Zelenskyy à propos de la victoire : le soutien mondial est nécessaire
Le président ukrainien Volodymyr Zelensky a averti mardi qu’à moins que son pays ne remporte une longue bataille dans une ville clé de l’Est, la Russie pourrait commencer à obtenir un soutien international pour un accord qui pourrait obliger l’Ukraine à faire des compromis inacceptables. Il a également invité le dirigeant chinois, longtemps aligné sur la Russie, à se rendre sur place.
Si Bakhmut tombait aux mains des forces russes, leur président, Vladimir Poutine, « vendrait cette victoire à l’Occident, à sa société, à la Chine, à l’Iran », a déclaré Zelenskyy dans une interview exclusive à l’Associated Press.

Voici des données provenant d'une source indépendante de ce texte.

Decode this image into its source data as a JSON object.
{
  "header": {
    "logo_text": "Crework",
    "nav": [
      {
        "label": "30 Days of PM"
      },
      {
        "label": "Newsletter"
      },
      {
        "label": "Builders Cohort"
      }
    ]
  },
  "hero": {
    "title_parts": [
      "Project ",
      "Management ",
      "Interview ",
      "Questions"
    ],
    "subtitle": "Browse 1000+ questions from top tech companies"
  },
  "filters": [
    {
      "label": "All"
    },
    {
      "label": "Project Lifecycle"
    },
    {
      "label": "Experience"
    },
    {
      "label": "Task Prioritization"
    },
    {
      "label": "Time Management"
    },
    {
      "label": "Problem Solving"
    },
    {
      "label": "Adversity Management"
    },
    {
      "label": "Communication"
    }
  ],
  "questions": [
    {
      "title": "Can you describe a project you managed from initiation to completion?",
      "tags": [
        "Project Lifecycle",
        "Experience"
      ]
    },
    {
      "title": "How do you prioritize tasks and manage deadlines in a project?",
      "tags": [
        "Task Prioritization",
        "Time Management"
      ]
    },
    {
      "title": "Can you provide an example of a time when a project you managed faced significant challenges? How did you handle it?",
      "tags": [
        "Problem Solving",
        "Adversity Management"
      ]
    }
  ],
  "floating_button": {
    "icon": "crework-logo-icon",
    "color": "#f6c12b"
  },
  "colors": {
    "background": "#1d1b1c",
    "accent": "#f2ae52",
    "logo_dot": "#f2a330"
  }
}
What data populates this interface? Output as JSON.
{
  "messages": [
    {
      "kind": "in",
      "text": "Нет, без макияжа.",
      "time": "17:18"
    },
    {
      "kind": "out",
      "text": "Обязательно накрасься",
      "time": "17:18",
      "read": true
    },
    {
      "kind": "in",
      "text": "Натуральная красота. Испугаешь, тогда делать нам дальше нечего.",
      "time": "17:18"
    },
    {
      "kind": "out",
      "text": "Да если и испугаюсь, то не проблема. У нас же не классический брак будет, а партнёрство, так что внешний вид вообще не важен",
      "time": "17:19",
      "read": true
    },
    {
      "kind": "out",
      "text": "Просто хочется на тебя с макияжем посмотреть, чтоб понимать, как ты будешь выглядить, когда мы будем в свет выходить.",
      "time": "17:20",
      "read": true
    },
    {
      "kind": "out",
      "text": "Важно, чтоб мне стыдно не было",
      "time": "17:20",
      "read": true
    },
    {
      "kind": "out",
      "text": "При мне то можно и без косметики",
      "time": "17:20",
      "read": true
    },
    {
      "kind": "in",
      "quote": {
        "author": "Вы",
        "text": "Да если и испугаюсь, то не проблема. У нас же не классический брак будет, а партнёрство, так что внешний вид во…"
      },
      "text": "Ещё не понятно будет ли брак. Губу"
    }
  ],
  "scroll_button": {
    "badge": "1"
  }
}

« S’il sent du sang – il sent que nous sommes faibles – il poussera, poussera, poussera », a déclaré Zelenskyy en anglais, qu’il a utilisé pendant pratiquement toute l’interview.
Le dirigeant s’est entretenu avec l’AP à bord d’un train qui le transportait à travers l’Ukraine, vers des villes proches de certains des combats les plus féroces et d’autres où les forces de son pays ont réussi à repousser l’invasion russe. L’AP est la première organisation de presse à avoir beaucoup voyagé avec Zelenskyy depuis le début de la guerre il y a un peu plus d’un an.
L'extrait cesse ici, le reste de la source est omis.